Une consultation électronique est également possible. En l’absence de disposition réglementaire particulière sur les modalités de cette consultation électronique, on pourra là encore s’inspirer de certains textes, notamment les textes de la SARL sur les échanges électroniques (voir notre article sur cette question).
On comprendra donc que le succès de la consultation, par voie écrite ou électronique, succédané du consentement exprimé dans une acte, dépendra de la qualité de la rédaction de la clause dans le contrat d’émission et les statuts de l’émetteur.

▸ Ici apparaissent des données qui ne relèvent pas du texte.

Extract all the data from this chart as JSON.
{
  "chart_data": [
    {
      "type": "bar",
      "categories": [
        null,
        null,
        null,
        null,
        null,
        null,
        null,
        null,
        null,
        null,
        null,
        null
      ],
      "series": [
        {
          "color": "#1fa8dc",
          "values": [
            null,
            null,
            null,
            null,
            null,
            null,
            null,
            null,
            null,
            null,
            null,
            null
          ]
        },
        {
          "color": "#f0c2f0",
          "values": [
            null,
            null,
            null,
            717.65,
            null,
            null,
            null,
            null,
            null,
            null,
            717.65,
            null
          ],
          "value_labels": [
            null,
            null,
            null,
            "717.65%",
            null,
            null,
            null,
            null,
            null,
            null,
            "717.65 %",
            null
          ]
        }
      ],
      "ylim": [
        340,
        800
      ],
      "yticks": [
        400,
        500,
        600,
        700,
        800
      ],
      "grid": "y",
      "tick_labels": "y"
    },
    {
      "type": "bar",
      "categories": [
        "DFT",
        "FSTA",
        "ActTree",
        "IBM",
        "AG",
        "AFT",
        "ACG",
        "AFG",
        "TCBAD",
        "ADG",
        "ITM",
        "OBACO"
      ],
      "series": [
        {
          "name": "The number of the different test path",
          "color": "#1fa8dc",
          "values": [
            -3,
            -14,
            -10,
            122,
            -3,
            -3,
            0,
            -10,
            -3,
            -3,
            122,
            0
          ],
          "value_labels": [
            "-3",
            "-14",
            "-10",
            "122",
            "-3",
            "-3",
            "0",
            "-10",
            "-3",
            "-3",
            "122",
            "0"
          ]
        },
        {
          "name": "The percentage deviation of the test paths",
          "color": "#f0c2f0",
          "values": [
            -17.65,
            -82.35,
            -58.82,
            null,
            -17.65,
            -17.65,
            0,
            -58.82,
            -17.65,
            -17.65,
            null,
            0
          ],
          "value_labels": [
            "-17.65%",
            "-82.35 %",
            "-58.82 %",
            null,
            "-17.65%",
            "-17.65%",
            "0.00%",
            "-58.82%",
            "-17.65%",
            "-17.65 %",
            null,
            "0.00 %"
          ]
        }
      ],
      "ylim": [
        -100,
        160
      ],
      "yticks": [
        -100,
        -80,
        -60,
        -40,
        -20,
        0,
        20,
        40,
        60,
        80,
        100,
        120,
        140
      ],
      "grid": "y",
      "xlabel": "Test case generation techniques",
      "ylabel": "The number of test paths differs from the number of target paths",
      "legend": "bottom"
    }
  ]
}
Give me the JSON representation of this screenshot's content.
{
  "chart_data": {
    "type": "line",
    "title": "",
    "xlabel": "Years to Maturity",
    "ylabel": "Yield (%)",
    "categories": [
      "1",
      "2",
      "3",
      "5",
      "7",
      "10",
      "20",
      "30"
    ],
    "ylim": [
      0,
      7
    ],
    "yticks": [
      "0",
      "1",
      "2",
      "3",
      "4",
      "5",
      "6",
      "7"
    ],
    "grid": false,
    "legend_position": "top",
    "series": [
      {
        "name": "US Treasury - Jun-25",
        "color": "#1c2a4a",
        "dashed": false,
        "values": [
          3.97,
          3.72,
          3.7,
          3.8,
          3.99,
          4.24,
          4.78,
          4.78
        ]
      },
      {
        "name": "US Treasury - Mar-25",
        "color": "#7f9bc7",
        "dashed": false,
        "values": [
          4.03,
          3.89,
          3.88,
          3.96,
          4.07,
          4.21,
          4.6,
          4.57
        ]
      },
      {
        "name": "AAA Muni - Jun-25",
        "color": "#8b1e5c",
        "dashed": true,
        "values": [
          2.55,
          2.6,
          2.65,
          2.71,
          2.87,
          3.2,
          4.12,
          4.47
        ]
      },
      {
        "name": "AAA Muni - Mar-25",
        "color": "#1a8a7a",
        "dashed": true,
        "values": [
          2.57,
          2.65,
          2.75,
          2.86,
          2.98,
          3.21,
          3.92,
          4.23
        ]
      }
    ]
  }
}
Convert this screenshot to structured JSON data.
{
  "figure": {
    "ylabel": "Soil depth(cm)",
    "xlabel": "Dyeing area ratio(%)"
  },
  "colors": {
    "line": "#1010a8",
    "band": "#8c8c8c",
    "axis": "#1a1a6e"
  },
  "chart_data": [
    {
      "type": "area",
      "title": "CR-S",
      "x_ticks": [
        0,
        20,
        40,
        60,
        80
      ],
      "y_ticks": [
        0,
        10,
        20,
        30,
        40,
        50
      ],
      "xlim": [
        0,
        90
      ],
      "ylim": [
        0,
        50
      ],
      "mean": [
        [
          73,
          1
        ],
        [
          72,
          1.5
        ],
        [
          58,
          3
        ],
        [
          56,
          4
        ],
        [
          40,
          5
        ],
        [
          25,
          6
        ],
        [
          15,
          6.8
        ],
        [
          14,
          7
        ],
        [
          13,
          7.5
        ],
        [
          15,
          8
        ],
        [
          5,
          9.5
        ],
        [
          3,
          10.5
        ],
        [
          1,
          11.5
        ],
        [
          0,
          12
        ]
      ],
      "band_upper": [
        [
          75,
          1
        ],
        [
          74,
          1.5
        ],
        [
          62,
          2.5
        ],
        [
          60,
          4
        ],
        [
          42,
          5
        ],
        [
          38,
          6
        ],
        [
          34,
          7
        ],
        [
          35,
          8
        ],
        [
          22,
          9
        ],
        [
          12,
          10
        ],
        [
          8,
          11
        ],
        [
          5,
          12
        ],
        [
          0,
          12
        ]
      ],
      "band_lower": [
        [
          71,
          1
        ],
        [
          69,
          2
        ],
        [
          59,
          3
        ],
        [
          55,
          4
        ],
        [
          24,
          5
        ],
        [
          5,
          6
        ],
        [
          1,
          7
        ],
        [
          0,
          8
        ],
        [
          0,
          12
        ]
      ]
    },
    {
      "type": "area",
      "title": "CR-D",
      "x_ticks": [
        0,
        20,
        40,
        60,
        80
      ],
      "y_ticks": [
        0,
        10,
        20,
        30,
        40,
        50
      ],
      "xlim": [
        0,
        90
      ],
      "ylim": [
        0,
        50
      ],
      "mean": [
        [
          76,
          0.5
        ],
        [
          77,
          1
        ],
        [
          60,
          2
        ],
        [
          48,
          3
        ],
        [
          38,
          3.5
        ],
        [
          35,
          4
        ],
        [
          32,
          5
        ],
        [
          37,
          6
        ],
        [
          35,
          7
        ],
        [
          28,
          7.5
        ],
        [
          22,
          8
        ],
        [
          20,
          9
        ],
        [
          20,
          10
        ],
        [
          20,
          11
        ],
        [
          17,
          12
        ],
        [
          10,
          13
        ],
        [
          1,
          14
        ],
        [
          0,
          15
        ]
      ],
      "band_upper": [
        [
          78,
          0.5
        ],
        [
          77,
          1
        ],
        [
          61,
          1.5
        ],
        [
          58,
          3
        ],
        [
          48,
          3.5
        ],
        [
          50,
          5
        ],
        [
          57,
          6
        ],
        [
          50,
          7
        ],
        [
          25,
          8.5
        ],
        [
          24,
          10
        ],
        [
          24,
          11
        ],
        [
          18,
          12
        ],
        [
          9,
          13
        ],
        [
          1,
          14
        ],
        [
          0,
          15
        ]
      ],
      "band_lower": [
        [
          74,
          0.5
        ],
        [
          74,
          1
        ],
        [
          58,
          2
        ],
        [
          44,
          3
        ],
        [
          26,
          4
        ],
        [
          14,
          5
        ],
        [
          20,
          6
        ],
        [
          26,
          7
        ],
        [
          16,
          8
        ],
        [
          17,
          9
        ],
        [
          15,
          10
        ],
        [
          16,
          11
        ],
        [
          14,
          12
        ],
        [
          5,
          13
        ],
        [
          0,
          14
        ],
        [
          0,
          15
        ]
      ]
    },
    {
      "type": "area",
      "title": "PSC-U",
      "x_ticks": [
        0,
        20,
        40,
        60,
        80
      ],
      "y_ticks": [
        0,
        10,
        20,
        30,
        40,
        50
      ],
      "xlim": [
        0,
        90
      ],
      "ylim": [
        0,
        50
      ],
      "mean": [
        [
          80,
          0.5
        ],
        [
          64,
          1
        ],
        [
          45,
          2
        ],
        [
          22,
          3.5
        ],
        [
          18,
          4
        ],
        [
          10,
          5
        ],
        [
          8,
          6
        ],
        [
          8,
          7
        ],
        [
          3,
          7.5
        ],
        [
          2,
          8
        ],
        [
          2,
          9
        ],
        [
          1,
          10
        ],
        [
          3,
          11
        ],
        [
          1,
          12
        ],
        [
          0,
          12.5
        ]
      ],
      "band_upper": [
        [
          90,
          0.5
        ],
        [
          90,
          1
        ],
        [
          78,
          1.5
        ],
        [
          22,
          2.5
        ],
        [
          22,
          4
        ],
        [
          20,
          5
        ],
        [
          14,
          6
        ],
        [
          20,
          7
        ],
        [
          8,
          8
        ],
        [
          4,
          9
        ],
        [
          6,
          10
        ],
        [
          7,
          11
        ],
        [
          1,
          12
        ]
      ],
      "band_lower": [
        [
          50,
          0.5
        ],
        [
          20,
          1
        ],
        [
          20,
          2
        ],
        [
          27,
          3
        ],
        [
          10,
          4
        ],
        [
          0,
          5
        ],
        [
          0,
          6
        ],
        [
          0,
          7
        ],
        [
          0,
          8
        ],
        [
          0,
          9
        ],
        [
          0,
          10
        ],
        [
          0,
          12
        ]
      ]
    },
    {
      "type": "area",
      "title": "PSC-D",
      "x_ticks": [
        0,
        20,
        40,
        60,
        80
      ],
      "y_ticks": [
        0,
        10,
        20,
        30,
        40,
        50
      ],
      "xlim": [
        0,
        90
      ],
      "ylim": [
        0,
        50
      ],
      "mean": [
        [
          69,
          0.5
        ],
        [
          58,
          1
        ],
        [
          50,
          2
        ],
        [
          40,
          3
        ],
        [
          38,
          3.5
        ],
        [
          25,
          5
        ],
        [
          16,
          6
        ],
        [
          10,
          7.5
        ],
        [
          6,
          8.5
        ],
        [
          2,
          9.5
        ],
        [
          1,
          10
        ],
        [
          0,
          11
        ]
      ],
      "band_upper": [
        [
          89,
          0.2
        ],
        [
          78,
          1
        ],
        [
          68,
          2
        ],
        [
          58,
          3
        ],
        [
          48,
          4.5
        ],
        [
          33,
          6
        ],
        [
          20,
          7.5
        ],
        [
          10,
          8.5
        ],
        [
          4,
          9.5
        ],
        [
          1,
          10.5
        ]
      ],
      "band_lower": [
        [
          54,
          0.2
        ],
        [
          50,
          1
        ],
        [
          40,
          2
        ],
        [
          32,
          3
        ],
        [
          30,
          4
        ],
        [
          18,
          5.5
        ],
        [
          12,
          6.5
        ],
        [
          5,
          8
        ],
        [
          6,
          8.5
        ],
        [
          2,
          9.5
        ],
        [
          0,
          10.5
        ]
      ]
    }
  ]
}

A noter : l’Association nationale des sociétés par actions (Ansa) réitère son avis selon lequel les règles de majorité et de quorum des décisions des porteurs de la masse de valeurs mobilières donnant accès au capital sont celles des assemblées générales extraordinaires de la société anonyme (SA) même pour les sociétés par actions simplifiées (SAS) quand bien même les règles de quorum et de majorité seraient différentes dans les statuts (Ansa, comité juridique 22-024, 1er juin 2022 ; comité juridique 13-038, 3 juillet 2013). Sur les règles de quorum et de majorité des masses, voir notre article.